Foi-se o tempo em que toda a família se reunia em volta da mesa para as refeições diárias. Cada vez mais raros, esses momentos perdem espaço para a tela de celulares, tablets e a TV, interferindo diretamente na forma como nos relacionamos com a alimentação. Baseado em técnicas meditativas, o mindful eating é um conceito que vem sendo bastante discutido em relação às práticas de desenvolvimento de atitudes corretas ao se alimentar. Observando e cultivando uma nova relação com a comida, para controlar melhor a alimentação, de forma mais compassiva.
Segundo a nutricionista e instrutora de mindful eating Patricia Coelho, esta postura ao comer confere uma maior consciência do nosso corpo, melhorando o metabolismo e sentimentos intrínsecos aos processos digestivos. “Conseguimos notar melhor os sinais de saciedade, percebendo a quantidade de comida que nosso organismo pede, de acordo com esses sinais internos, o que nos faz ter uma consciência corporal mais aguçada”, avalia.
Tornar um momento para si no momento da refeição contribui também para perceber o que ocorre dentro da gente quando nos alimentamos. “É estar atento ao que ocorre fora e dentro de nós quando nos alimentamos, sem maiores julgamentos, autocríticas e distrações, sem acessar celular, sem ficar pensando no trabalho ou em problemas ou em qualquer questão que não esteja ocorrendo naquele exato momento”, reforça a nutricionista sobre a ideia meditativa do mindful eating.
Bruna Marta, culinarista, terapeuta ayurveda e professora de ashtanga ioga no Nauk Yoga, afirma que, ao ter essa atenção, há, ainda que em nível inconsciente, a sensação de conforto, alívio e bem-estar.

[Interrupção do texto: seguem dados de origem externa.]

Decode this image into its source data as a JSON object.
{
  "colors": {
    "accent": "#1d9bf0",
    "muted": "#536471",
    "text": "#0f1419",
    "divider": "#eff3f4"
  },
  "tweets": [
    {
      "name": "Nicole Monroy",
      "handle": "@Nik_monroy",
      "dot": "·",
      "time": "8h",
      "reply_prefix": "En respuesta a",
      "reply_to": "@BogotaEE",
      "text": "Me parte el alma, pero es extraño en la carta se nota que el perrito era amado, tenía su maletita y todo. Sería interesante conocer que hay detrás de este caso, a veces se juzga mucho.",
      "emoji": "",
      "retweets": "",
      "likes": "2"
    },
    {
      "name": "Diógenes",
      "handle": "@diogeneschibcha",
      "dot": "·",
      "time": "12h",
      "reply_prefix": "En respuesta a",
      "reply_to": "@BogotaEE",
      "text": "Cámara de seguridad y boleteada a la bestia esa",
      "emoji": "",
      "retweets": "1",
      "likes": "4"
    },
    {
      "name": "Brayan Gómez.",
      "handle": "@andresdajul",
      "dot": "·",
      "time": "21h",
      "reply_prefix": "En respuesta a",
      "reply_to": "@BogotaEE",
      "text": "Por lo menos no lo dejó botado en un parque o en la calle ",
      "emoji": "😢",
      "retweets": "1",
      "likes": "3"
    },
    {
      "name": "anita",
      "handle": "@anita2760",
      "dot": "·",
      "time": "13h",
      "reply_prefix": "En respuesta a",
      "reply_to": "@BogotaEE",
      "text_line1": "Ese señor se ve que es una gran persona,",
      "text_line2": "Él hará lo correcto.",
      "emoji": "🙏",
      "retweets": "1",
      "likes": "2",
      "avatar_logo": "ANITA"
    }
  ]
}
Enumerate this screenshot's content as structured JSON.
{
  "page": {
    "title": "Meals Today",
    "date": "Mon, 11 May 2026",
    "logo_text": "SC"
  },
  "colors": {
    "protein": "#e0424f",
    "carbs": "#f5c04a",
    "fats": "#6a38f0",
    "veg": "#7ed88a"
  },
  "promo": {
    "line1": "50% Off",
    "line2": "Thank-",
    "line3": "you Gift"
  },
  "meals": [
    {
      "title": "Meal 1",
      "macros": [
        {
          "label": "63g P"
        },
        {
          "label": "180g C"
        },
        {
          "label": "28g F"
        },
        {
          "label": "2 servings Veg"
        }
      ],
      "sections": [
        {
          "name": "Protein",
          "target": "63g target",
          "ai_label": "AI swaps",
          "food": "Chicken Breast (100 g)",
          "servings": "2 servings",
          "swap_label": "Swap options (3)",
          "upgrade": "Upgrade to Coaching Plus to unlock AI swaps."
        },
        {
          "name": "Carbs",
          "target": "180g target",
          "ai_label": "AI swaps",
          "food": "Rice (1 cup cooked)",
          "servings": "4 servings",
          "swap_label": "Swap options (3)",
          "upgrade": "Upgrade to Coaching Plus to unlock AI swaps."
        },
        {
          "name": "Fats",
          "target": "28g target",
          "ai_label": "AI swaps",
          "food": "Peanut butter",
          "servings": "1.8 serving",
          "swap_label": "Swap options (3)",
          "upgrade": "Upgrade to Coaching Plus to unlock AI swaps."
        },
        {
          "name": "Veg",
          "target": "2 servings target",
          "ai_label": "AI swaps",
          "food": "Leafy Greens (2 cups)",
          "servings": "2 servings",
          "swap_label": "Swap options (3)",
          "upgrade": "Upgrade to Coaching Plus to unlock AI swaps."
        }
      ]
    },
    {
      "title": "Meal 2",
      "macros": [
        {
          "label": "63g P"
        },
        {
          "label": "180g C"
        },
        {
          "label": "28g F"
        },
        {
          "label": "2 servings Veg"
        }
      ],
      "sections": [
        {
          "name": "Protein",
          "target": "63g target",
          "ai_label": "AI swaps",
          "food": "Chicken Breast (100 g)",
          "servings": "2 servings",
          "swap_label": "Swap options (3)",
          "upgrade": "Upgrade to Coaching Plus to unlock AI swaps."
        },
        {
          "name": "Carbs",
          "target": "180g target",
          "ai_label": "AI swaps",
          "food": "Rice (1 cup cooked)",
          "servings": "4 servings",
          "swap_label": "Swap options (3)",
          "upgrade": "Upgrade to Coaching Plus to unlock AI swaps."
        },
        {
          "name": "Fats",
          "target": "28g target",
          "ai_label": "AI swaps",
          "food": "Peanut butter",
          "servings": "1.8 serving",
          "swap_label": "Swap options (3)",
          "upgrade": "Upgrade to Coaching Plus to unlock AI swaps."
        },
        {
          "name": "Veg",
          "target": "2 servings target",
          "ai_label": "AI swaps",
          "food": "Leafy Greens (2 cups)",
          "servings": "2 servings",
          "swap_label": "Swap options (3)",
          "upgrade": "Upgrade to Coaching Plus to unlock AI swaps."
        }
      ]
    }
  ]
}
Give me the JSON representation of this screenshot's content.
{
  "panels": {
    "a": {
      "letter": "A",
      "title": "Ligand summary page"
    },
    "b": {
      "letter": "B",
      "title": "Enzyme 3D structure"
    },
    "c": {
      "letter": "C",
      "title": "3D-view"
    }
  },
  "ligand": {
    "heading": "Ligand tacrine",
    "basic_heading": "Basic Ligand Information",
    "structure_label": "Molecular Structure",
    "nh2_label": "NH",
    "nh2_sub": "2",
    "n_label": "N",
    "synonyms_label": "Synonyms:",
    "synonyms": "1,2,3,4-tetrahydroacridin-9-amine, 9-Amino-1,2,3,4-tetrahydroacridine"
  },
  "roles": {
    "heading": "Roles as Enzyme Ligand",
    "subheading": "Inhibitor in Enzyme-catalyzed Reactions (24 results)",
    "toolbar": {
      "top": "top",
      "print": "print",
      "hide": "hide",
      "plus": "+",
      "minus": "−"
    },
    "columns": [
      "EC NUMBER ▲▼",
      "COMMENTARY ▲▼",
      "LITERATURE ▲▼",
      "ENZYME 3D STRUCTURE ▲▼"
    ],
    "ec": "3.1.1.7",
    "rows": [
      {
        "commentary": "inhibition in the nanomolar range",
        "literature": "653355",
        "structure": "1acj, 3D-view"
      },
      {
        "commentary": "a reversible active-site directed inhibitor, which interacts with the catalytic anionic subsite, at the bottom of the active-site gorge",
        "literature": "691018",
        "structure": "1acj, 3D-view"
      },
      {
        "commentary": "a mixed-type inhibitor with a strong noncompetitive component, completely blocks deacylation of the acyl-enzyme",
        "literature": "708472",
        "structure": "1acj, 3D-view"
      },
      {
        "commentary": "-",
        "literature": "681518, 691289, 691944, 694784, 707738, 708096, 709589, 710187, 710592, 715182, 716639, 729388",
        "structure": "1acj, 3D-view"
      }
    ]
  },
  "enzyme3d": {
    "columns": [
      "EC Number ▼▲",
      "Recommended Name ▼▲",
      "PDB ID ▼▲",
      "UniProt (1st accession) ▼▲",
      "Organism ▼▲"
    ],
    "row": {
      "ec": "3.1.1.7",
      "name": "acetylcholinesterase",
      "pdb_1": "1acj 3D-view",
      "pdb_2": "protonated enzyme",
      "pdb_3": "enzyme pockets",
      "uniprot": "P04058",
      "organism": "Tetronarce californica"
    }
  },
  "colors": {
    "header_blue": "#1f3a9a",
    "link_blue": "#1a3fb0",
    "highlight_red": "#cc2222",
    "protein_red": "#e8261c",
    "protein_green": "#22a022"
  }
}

Além disso, cultivar uma atitude mindful ao comer também melhora a saúde, uma vez que, ao mastigar de forma mais atenciosa, fortalecemos a sensação de saciedade e absorvemos mais nutrientes. “É uma estratégia necessária para pessoas que comem por ansiedade, por exemplo, e para pessoas que têm uma digestão mais lenta ou baixa absorção de nutrientes”, ressalta a culinarista.
Patricia Coelho ainda comenta que o mindful eating trabalha com o desenvolvimento da atitude de busca por um prazer sustentável, livre da culpa e com responsabilidade. “Entre os resultados, inclusive baseados em pesquisas científicas, está a redução de compulsão alimentar, melhora da aceitação e satisfação com o próprio corpo e aumento da consciência alimentar”, aponta.
FOME REAL
De acordo com Bruna Marta, outro conceito importante da terapia ayurveda é a fome real. Para ela, é preciso utilizar os princípios da fome verdadeira para orientar nossa alimentação ao longo do dia, identificar padrões e melhorar a nossa saúde.
A culinarista comenta que é muito comum que as pessoas se alimentem por razões que não sejam fisiológicas. “Pode ser um hábito ruim, como beliscar lanchinhos ou comer de três em três horas só porque estamos de dieta ou porque está na hora ou pode ser uma emoção mal digerida, como ansiedade, medo e estresse, que nos leva a comer por compensação”, salienta. O fato é que, para Marta, “numa visão ayurvédica, ao comer sem fome 'do estômago' nosso corpo perde a capacidade digestiva”.
Patricia Coelho diz que a atenção plena pode ser cultivada em qualquer coisa que fazemos, principalmente no ato de cozinhar. Seja no momento de preparar ou em partes do processo, como cortar, escolher ou a forma de misturar alimentos e temperos.
MUDANÇAS
Bruna Marta frisa que, para essa atenção plena, é preciso se autoconhecer. Afinal, cada ser humano é único e isso vale para a comida e para nossos hábitos e escolhas. “É um conhecimento acessível, atemporal e universal. Todos nós podemos mudar a nossa mente a qualquer momento, mas você só terá a chave se buscar o autoconhecimento”, finaliza.
O maior objetivo dessa técnica, segundo Patricia Coelho, é causar o aumento da consciência em relação aos gatilhos emocionais que nos trazem experiências em relação ao quão diferente é uma refeição feita de forma plena. “Existem casos em que a pessoa naturalmente começou a comer menos por diminuir estados de ansiedade e conseguiu levar adiante as práticas quase diariamente e, portanto, acabou emagrecendo. Mas esse não é e não deve ser o foco do mindful eating”, disse.
Saiba mais: Foco no momento
O termo mindfulness tem ficado cada vez mais popular no mundo ocidental, desenvolvido pelo pesquisador Jon Kabat-Zinn a partir de 1979, na Universidade de Massachussets, nos EUA. Esse foi um programa de medicina comportamental voltado para a redução de estresse, trabalhado com pacientes com dor crônica devida a diferentes problemas de saúde, com inspiração em práticas budistas e do ioga.